One of my philosophies in life has always been, “When everyone else zigs, you zag.” Be different. Don’t follow the herd. (See my article, “Don’t be a sheep” in the Sept. 2010 issue.) You shouldn’t be afraid to try!
As dentists, we tend to be very predictable in our treatments. We become comfortable with our techniques, the materials we use, and the results we get. Sometimes it’s just easier to keep on doing things the way we have always done them, rather than attempt something different. Leave your comfort zone and expand your horizons! It will give you a different perspective and bring excitement into your practice.

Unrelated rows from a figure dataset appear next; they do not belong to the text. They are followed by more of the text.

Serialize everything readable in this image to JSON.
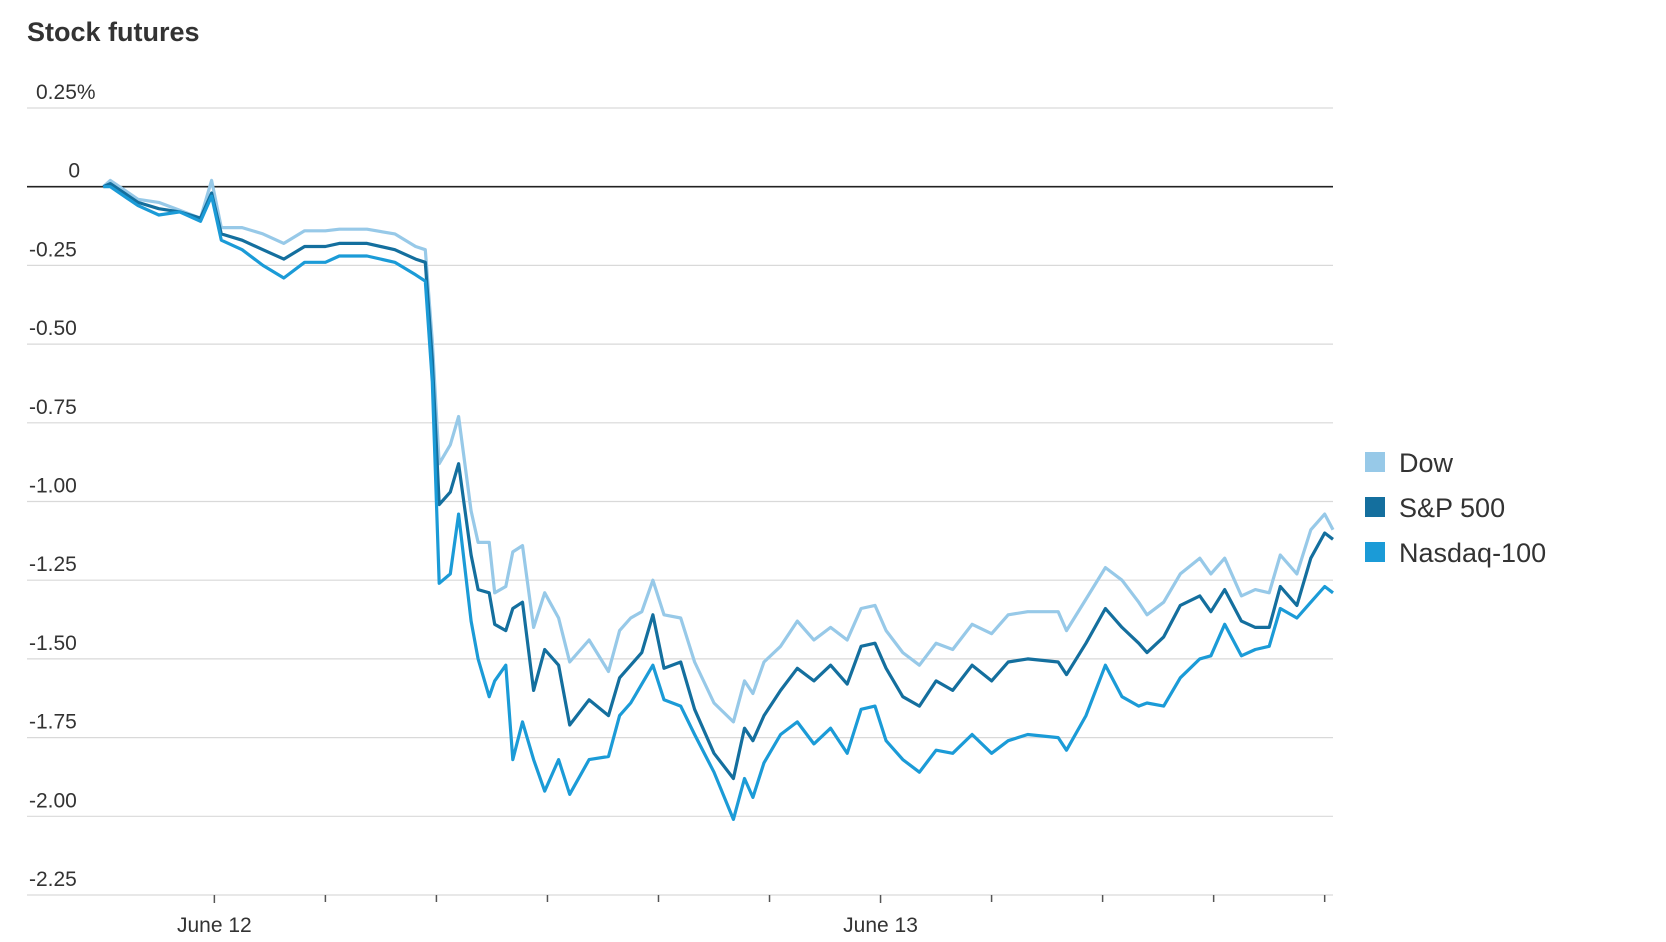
{
  "chart_data": {
    "type": "line",
    "title": "Stock futures",
    "x": [
      -4,
      -3.75,
      -2.75,
      -2,
      -1.25,
      -0.5,
      -0.1,
      0.25,
      1,
      1.75,
      2.5,
      3.25,
      4,
      4.5,
      5.5,
      6.5,
      7.25,
      7.6,
      7.85,
      8.1,
      8.5,
      8.8,
      9.25,
      9.5,
      9.9,
      10.1,
      10.5,
      10.75,
      11.1,
      11.5,
      11.9,
      12.4,
      12.8,
      13.5,
      14.2,
      14.6,
      15,
      15.4,
      15.8,
      16.2,
      16.8,
      17.3,
      18,
      18.7,
      19.1,
      19.4,
      19.8,
      20.4,
      21,
      21.6,
      22.2,
      22.8,
      23.3,
      23.8,
      24.2,
      24.8,
      25.4,
      26,
      26.6,
      27.3,
      28,
      28.6,
      29.3,
      30.4,
      30.7,
      31.4,
      32.1,
      32.7,
      33.3,
      33.6,
      34.2,
      34.8,
      35.5,
      35.9,
      36.4,
      37,
      37.5,
      38,
      38.4,
      39,
      39.5,
      40,
      40.3
    ],
    "series": [
      {
        "name": "Dow",
        "color": "#97c9e8",
        "values": [
          0,
          0.02,
          -0.04,
          -0.05,
          -0.075,
          -0.1,
          0.02,
          -0.13,
          -0.13,
          -0.15,
          -0.18,
          -0.14,
          -0.14,
          -0.135,
          -0.135,
          -0.15,
          -0.19,
          -0.2,
          -0.49,
          -0.88,
          -0.82,
          -0.73,
          -1.03,
          -1.13,
          -1.13,
          -1.29,
          -1.27,
          -1.16,
          -1.14,
          -1.4,
          -1.29,
          -1.37,
          -1.51,
          -1.44,
          -1.54,
          -1.41,
          -1.37,
          -1.35,
          -1.25,
          -1.36,
          -1.37,
          -1.51,
          -1.64,
          -1.7,
          -1.57,
          -1.61,
          -1.51,
          -1.46,
          -1.38,
          -1.44,
          -1.4,
          -1.44,
          -1.34,
          -1.33,
          -1.41,
          -1.48,
          -1.52,
          -1.45,
          -1.47,
          -1.39,
          -1.42,
          -1.36,
          -1.35,
          -1.35,
          -1.41,
          -1.31,
          -1.21,
          -1.25,
          -1.32,
          -1.36,
          -1.32,
          -1.23,
          -1.18,
          -1.23,
          -1.18,
          -1.3,
          -1.28,
          -1.29,
          -1.17,
          -1.23,
          -1.09,
          -1.04,
          -1.09
        ]
      },
      {
        "name": "S&P 500",
        "color": "#146f9e",
        "values": [
          0,
          0.01,
          -0.05,
          -0.07,
          -0.08,
          -0.1,
          -0.02,
          -0.15,
          -0.17,
          -0.2,
          -0.23,
          -0.19,
          -0.19,
          -0.18,
          -0.18,
          -0.2,
          -0.23,
          -0.24,
          -0.55,
          -1.01,
          -0.97,
          -0.88,
          -1.17,
          -1.28,
          -1.29,
          -1.39,
          -1.41,
          -1.34,
          -1.32,
          -1.6,
          -1.47,
          -1.52,
          -1.71,
          -1.63,
          -1.68,
          -1.56,
          -1.52,
          -1.48,
          -1.36,
          -1.53,
          -1.51,
          -1.66,
          -1.8,
          -1.88,
          -1.72,
          -1.76,
          -1.68,
          -1.6,
          -1.53,
          -1.57,
          -1.52,
          -1.58,
          -1.46,
          -1.45,
          -1.53,
          -1.62,
          -1.65,
          -1.57,
          -1.6,
          -1.52,
          -1.57,
          -1.51,
          -1.5,
          -1.51,
          -1.55,
          -1.45,
          -1.34,
          -1.4,
          -1.45,
          -1.48,
          -1.43,
          -1.33,
          -1.3,
          -1.35,
          -1.28,
          -1.38,
          -1.4,
          -1.4,
          -1.27,
          -1.33,
          -1.18,
          -1.1,
          -1.12
        ]
      },
      {
        "name": "Nasdaq-100",
        "color": "#1b9bd7",
        "values": [
          0,
          0,
          -0.06,
          -0.09,
          -0.08,
          -0.11,
          -0.03,
          -0.17,
          -0.2,
          -0.25,
          -0.29,
          -0.24,
          -0.24,
          -0.22,
          -0.22,
          -0.24,
          -0.28,
          -0.3,
          -0.62,
          -1.26,
          -1.23,
          -1.04,
          -1.38,
          -1.5,
          -1.62,
          -1.57,
          -1.52,
          -1.82,
          -1.7,
          -1.82,
          -1.92,
          -1.82,
          -1.93,
          -1.82,
          -1.81,
          -1.68,
          -1.64,
          -1.58,
          -1.52,
          -1.63,
          -1.65,
          -1.74,
          -1.86,
          -2.01,
          -1.88,
          -1.94,
          -1.83,
          -1.74,
          -1.7,
          -1.77,
          -1.72,
          -1.8,
          -1.66,
          -1.65,
          -1.76,
          -1.82,
          -1.86,
          -1.79,
          -1.8,
          -1.74,
          -1.8,
          -1.76,
          -1.74,
          -1.75,
          -1.79,
          -1.68,
          -1.52,
          -1.62,
          -1.65,
          -1.64,
          -1.65,
          -1.56,
          -1.5,
          -1.49,
          -1.39,
          -1.49,
          -1.47,
          -1.46,
          -1.34,
          -1.37,
          -1.32,
          -1.27,
          -1.29
        ]
      }
    ],
    "xlim": [
      -6.75,
      40.3
    ],
    "xticks": [
      {
        "value": 0,
        "label": "June 12"
      },
      {
        "value": 24,
        "label": "June 13"
      }
    ],
    "xminorticks": [
      4,
      8,
      12,
      16,
      20,
      28,
      32,
      36,
      40
    ],
    "ylim": [
      -2.25,
      0.25
    ],
    "yticks": [
      {
        "value": 0.25,
        "label": "0.25%"
      },
      0,
      {
        "value": -0.25,
        "label": "-0.25"
      },
      {
        "value": -0.5,
        "label": "-0.50"
      },
      {
        "value": -0.75,
        "label": "-0.75"
      },
      {
        "value": -1,
        "label": "-1.00"
      },
      {
        "value": -1.25,
        "label": "-1.25"
      },
      {
        "value": -1.5,
        "label": "-1.50"
      },
      {
        "value": -1.75,
        "label": "-1.75"
      },
      {
        "value": -2,
        "label": "-2.00"
      },
      {
        "value": -2.25,
        "label": "-2.25"
      }
    ],
    "grid": true,
    "legend": "right"
  }
}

Fig. 2 Buccal view of No. 9
Fig. 3 Pericapical X-ray No. 9
Let’s take a look at a case from my practice that could have been treated several different ways. As we explore this case, just think about WWID: What would I do?

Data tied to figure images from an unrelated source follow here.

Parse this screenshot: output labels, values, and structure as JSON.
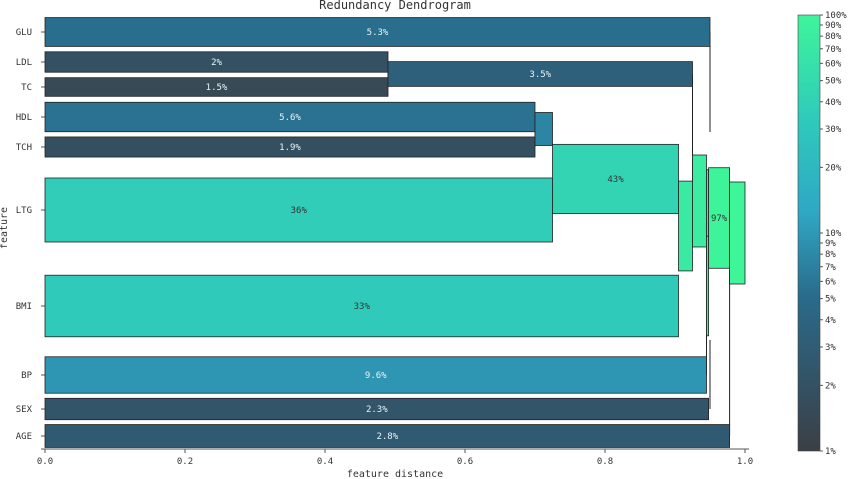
{
  "chart_data": {
    "type": "dendrogram",
    "title": "Redundancy Dendrogram",
    "xlabel": "feature distance",
    "ylabel": "feature",
    "xlim": [
      0,
      1
    ],
    "xticks": [
      "0.0",
      "0.2",
      "0.4",
      "0.6",
      "0.8",
      "1.0"
    ],
    "features": [
      "GLU",
      "LDL",
      "TC",
      "HDL",
      "TCH",
      "LTG",
      "BMI",
      "BP",
      "SEX",
      "AGE"
    ],
    "leaves": [
      {
        "feature": "GLU",
        "importance_label": "5.3%",
        "importance": 0.053,
        "distance": 0.95
      },
      {
        "feature": "LDL",
        "importance_label": "2%",
        "importance": 0.02,
        "distance": 0.49
      },
      {
        "feature": "TC",
        "importance_label": "1.5%",
        "importance": 0.015,
        "distance": 0.49
      },
      {
        "feature": "HDL",
        "importance_label": "5.6%",
        "importance": 0.056,
        "distance": 0.7
      },
      {
        "feature": "TCH",
        "importance_label": "1.9%",
        "importance": 0.019,
        "distance": 0.7
      },
      {
        "feature": "LTG",
        "importance_label": "36%",
        "importance": 0.36,
        "distance": 0.725
      },
      {
        "feature": "BMI",
        "importance_label": "33%",
        "importance": 0.33,
        "distance": 0.905
      },
      {
        "feature": "BP",
        "importance_label": "9.6%",
        "importance": 0.096,
        "distance": 0.945
      },
      {
        "feature": "SEX",
        "importance_label": "2.3%",
        "importance": 0.023,
        "distance": 0.948
      },
      {
        "feature": "AGE",
        "importance_label": "2.8%",
        "importance": 0.028,
        "distance": 0.978
      }
    ],
    "clusters": [
      {
        "members": [
          "LDL",
          "TC"
        ],
        "importance_label": "3.5%",
        "importance": 0.035,
        "distance": 0.925
      },
      {
        "members": [
          "HDL",
          "TCH"
        ],
        "importance": 0.075,
        "distance": 0.725
      },
      {
        "members": [
          "HDL",
          "TCH",
          "LTG"
        ],
        "importance_label": "43%",
        "importance": 0.43,
        "distance": 0.905
      },
      {
        "members": [
          "HDL",
          "TCH",
          "LTG",
          "BMI"
        ],
        "importance": 0.76,
        "distance": 0.925
      },
      {
        "members": [
          "LDL",
          "TC",
          "HDL",
          "TCH",
          "LTG",
          "BMI"
        ],
        "importance": 0.8,
        "distance": 0.945
      },
      {
        "members": [
          "GLU",
          "LDL",
          "TC",
          "HDL",
          "TCH",
          "LTG",
          "BMI"
        ],
        "importance": 0.85,
        "distance": 0.948
      },
      {
        "members": [
          "GLU",
          "LDL",
          "TC",
          "HDL",
          "TCH",
          "LTG",
          "BMI",
          "BP"
        ],
        "importance": 0.95,
        "distance": 0.948
      },
      {
        "members": [
          "GLU",
          "LDL",
          "TC",
          "HDL",
          "TCH",
          "LTG",
          "BMI",
          "BP",
          "SEX"
        ],
        "importance_label": "97%",
        "importance": 0.97,
        "distance": 0.978
      },
      {
        "members": [
          "GLU",
          "LDL",
          "TC",
          "HDL",
          "TCH",
          "LTG",
          "BMI",
          "BP",
          "SEX",
          "AGE"
        ],
        "importance": 1.0,
        "distance": 1.0
      }
    ],
    "colorbar": {
      "scale": "log",
      "range": [
        "1%",
        "100%"
      ],
      "tick_labels": [
        "1%",
        "2%",
        "3%",
        "4%",
        "5%",
        "6%",
        "7%",
        "8%",
        "9%",
        "10%",
        "20%",
        "30%",
        "40%",
        "50%",
        "60%",
        "70%",
        "80%",
        "90%",
        "100%"
      ],
      "colors": [
        "#3b3f45",
        "#2a6a8a",
        "#2fb8cc",
        "#3de89c"
      ]
    },
    "grid": false,
    "legend": "colorbar-right"
  }
}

When the patient first presented to the office, she showed normal periodontal measurements around all teeth with the exception of tooth No. 9. (Fig. 1) This tooth had an existing porcelain-to-metal crown that was in traumatic occlusion and with subgingival margins. (Fig. 2) The patient was scheduled to come in for treatment of No. 9; however, prior to that appointment she presented on an emergency basis due to a periodontal abscess associated with that same tooth. (Fig. 3). The tooth had 5 mm to 8 mm pocketing and mobility. Let’s consider the treatment options at this point:
- Extract the tooth and place a flipper.
- Extract the tooth and do a bridge.
- Extract the tooth and place an implant and crown.
- Restore periodontal health, save the tooth, and place a new crown.

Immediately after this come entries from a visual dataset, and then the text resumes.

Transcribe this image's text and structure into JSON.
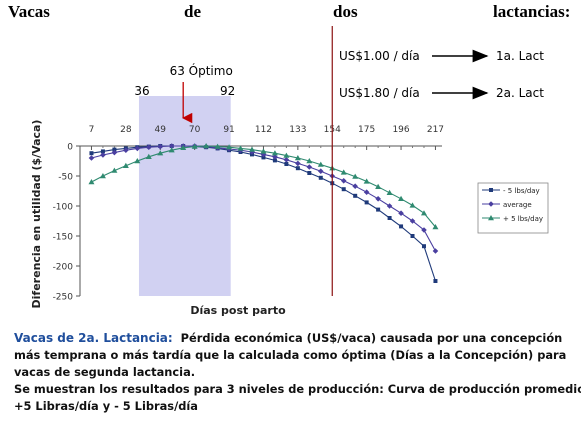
{
  "heading": {
    "words": [
      "Vacas",
      "de",
      "dos",
      "lactancias:"
    ]
  },
  "chart_data": {
    "type": "line",
    "title": "",
    "xlabel": "Días post parto",
    "ylabel": "Diferencia en utilidad ($/Vaca)",
    "x": [
      7,
      14,
      21,
      28,
      35,
      42,
      49,
      56,
      63,
      70,
      77,
      84,
      91,
      98,
      105,
      112,
      119,
      126,
      133,
      140,
      147,
      154,
      161,
      168,
      175,
      182,
      189,
      196,
      203,
      210,
      217
    ],
    "x_ticks": [
      7,
      28,
      49,
      70,
      91,
      112,
      133,
      154,
      175,
      196,
      217
    ],
    "xlim": [
      0,
      221
    ],
    "ylim": [
      -250,
      0
    ],
    "y_ticks": [
      0,
      -50,
      -100,
      -150,
      -200,
      -250
    ],
    "legend_position": "right",
    "series": [
      {
        "name": "- 5 lbs/day",
        "color": "#1f3a7a",
        "marker": "square",
        "values": [
          -12,
          -9,
          -6,
          -4,
          -2,
          -1,
          0,
          0,
          0,
          -1,
          -2,
          -4,
          -7,
          -10,
          -14,
          -19,
          -24,
          -30,
          -37,
          -45,
          -53,
          -62,
          -72,
          -83,
          -94,
          -106,
          -120,
          -134,
          -150,
          -167,
          -225
        ]
      },
      {
        "name": "average",
        "color": "#4a3fa0",
        "marker": "diamond",
        "values": [
          -20,
          -15,
          -11,
          -7,
          -4,
          -2,
          -1,
          0,
          0,
          0,
          -1,
          -3,
          -5,
          -7,
          -10,
          -14,
          -18,
          -23,
          -29,
          -35,
          -42,
          -50,
          -58,
          -67,
          -77,
          -88,
          -100,
          -112,
          -125,
          -140,
          -175
        ]
      },
      {
        "name": "+ 5 lbs/day",
        "color": "#2f8a70",
        "marker": "triangle",
        "values": [
          -60,
          -50,
          -41,
          -33,
          -25,
          -18,
          -12,
          -7,
          -3,
          -1,
          0,
          -1,
          -2,
          -4,
          -6,
          -9,
          -12,
          -16,
          -20,
          -25,
          -31,
          -37,
          -44,
          -51,
          -59,
          -68,
          -78,
          -88,
          -99,
          -112,
          -135
        ]
      }
    ],
    "optimal_range": {
      "start": 36,
      "end": 92
    },
    "optimum": {
      "label": "63 Óptimo",
      "x": 63
    },
    "range_labels": {
      "start": "36",
      "end": "92"
    },
    "vertical_marker_x": 154,
    "annotations": [
      {
        "price": "US$1.00 / día",
        "target": "1a. Lact"
      },
      {
        "price": "US$1.80 / día",
        "target": "2a. Lact"
      }
    ]
  },
  "caption": {
    "lead": "Vacas de 2a. Lactancia:",
    "line1_rest": "  Pérdida económica (US$/vaca) causada por una concepción",
    "line2": "más temprana o más tardía que la calculada como óptima (Días a la Concepción) para",
    "line3": "vacas de segunda lactancia.",
    "line4": "Se muestran los resultados para 3 niveles de producción:  Curva de producción promedio;",
    "line5": "+5 Libras/día  y  - 5 Libras/día"
  }
}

We elected to cautiously attempt option 4. As we considered the options, this choice was definitely not the easiest or most predictable. We decided to zag!
Fig. 4 One week postop
We immediately took the crown out of occlusion in both centric and protrusive movements. Using the Biolase Waterlase laser with the radial fire perio tip, we completed gingival surgery, including mechanical debridement. This surgery was accomplished without a flap or sutures. The patient was also placed on antibiotics. One week later the patient returned with the area looking and feeling better. (Fig. 4)
Fig. 5 Tooth No. 9 three months postop
After following the case for 18 months, the periodontal condition appeared stable and the patient elected to replace the temporary crown on No. 9 and do some cosmetic work at the same time on teeth Nos. 6 through 11. (Figs. 7 &8) .
A case that could have resulted in tooth loss was salvaged thanks to my having a laser that offered a solution to a periodontal problem. I believe most general dentists would have elected one of the other treatment options, or at least referred out the case.